UT collaborates with hydrogen energy hub

Ana Campos

The University is partnering with a new regional energy center, the HyVelocity Hub, to help bring the benefits of hydrogen energy to local communities vulnerable to pollution, the University announced on Oct. 13. 

The University will work with seven core industry partners and over 90 other partners across fields to ensure HyVelocity decreases fossil fuel reliance in several sectors of the economy. UT researchers will make sure future projects are economically viable and have positive impacts on surrounding areas.

Funded by the Department of Energy’s $7 billion Bipartisan Infrastructure Law investment, the hub will build on existing hydrogen infrastructure in Texas and Louisiana. As part of the Biden administration’s overarching Justice 40 initiative, 40% of the overall benefits from the hub will reach vulnerable communities.

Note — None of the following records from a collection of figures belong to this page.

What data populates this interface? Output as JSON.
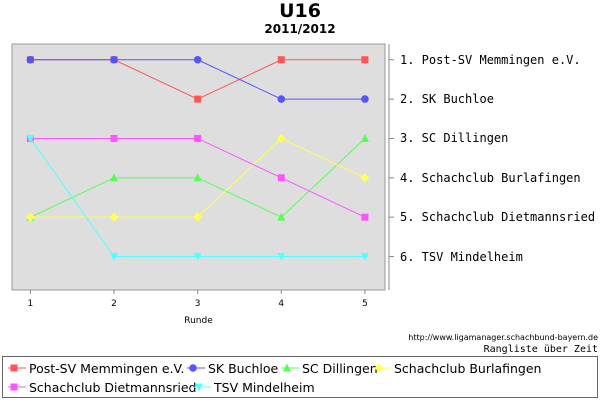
{
  "chart_data": {
    "type": "line",
    "title": "U16",
    "subtitle": "2011/2012",
    "xlabel": "Runde",
    "x": [
      1,
      2,
      3,
      4,
      5
    ],
    "ylim": [
      1,
      6
    ],
    "y_inverted": true,
    "grid": false,
    "background": "#dedede",
    "rank_labels": [
      "1. Post-SV Memmingen e.V.",
      "2. SK Buchloe",
      "3. SC Dillingen",
      "4. Schachclub Burlafingen",
      "5. Schachclub Dietmannsried",
      "6. TSV Mindelheim"
    ],
    "series": [
      {
        "name": "Post-SV Memmingen e.V.",
        "values": [
          1,
          1,
          2,
          1,
          1
        ],
        "color": "#ff5555",
        "marker": "square"
      },
      {
        "name": "SK Buchloe",
        "values": [
          1,
          1,
          1,
          2,
          2
        ],
        "color": "#5555ff",
        "marker": "circle"
      },
      {
        "name": "SC Dillingen",
        "values": [
          5,
          4,
          4,
          5,
          3
        ],
        "color": "#55ff55",
        "marker": "triangle-up"
      },
      {
        "name": "Schachclub Burlafingen",
        "values": [
          5,
          5,
          5,
          3,
          4
        ],
        "color": "#ffff55",
        "marker": "diamond"
      },
      {
        "name": "Schachclub Dietmannsried",
        "values": [
          3,
          3,
          3,
          4,
          5
        ],
        "color": "#ff55ff",
        "marker": "square"
      },
      {
        "name": "TSV Mindelheim",
        "values": [
          3,
          6,
          6,
          6,
          6
        ],
        "color": "#55ffff",
        "marker": "triangle-down"
      }
    ],
    "legend_position": "bottom"
  },
  "footer": {
    "url": "http://www.ligamanager.schachbund-bayern.de",
    "caption": "Rangliste über Zeit"
  }
}
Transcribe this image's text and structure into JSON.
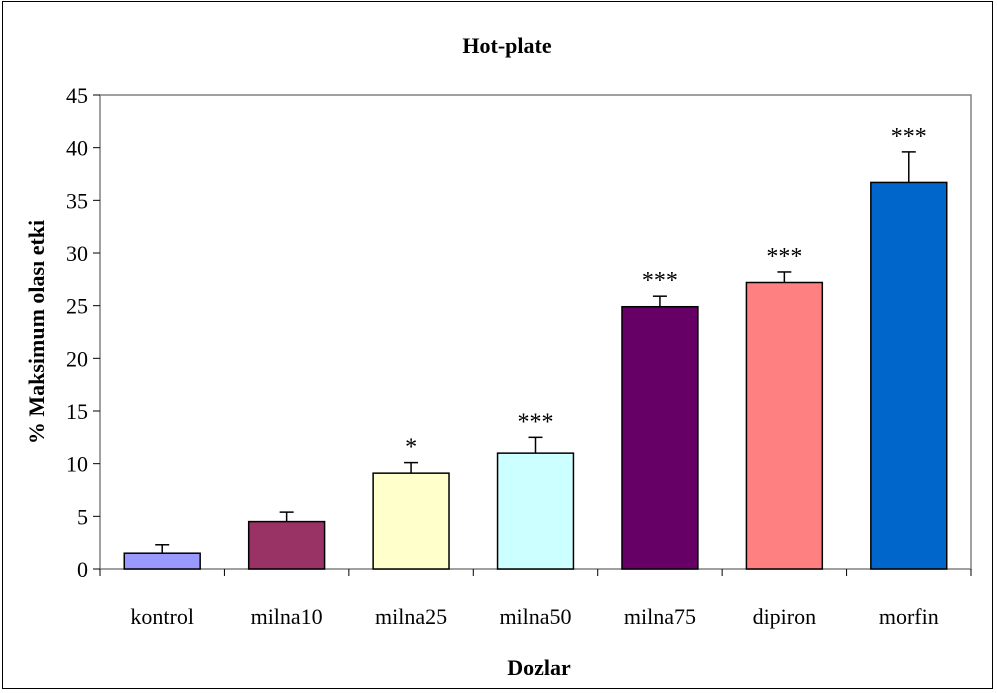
{
  "chart_data": {
    "type": "bar",
    "title": "Hot-plate",
    "xlabel": "Dozlar",
    "ylabel": "% Maksimum olası etki",
    "categories": [
      "kontrol",
      "milna10",
      "milna25",
      "milna50",
      "milna75",
      "dipiron",
      "morfin"
    ],
    "values": [
      1.5,
      4.5,
      9.1,
      11.0,
      24.9,
      27.2,
      36.7
    ],
    "error_bars": [
      0.8,
      0.9,
      1.0,
      1.5,
      1.0,
      1.0,
      2.9
    ],
    "significance": [
      "",
      "",
      "*",
      "***",
      "***",
      "***",
      "***"
    ],
    "bar_colors": [
      "#9999ff",
      "#993366",
      "#ffffcc",
      "#ccffff",
      "#660066",
      "#ff8080",
      "#0066cc"
    ],
    "ylim": [
      0,
      45
    ],
    "yticks": [
      0,
      5,
      10,
      15,
      20,
      25,
      30,
      35,
      40,
      45
    ],
    "grid": false,
    "plot_area_border": "#808080"
  }
}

Some possible benefits from the Hub include job creation, air quality improvement and investment into local communities, said Brian Korgel, director of the UT Energy Institute.

“We’re thinking ahead and saying, ‘Once these facilities are up and running, what are the kind of skills that the workforce is going to need there?’ and then trying to match those skills with opportunities for people in nearby communities,” Korgel said.

Many of the communities HyVelocity will impact are already subject to health concerns, such as asthma, from other pollution sources like trucking and factories, said Michael Lewis, an engineering scientist who leads Hydrogen Energy Systems Research at the Center for Electromechanics.

“As clean hydrogen production comes into use in the region, that could lead to some near-term health impacts which can likely be quantified pretty easily,” Lewis said.

The HyVelocity Hub aims to reduce fossil fuel dependence beyond household energy consumption. It will also decarbonize other industries like transportation, manufacturing and agriculture, said Sergio Castellanos, a civil, architectural, and environmental engineering assistant professor.

“Different regions have the potential to tackle different aspects of the hydrogen economy, which is the exciting thing that I see,” Castellanos said.

Before the HyVelocity Hub came together, several of the same industrial partners worked with the University in 2020 on the H2@Scale Project, a smaller version of the current hub, Lewis said. The H2@Scale Project envisioned what the larger hub would look like and created models for how to expand energy infrastructure on a larger scale.

“The ‘What Starts Here Changes the World’ motto of UT really applied to this project,” Lewis said. “What I’m most proud of in getting this HyVelocity (Hub together) is that our early work here led to something much bigger.”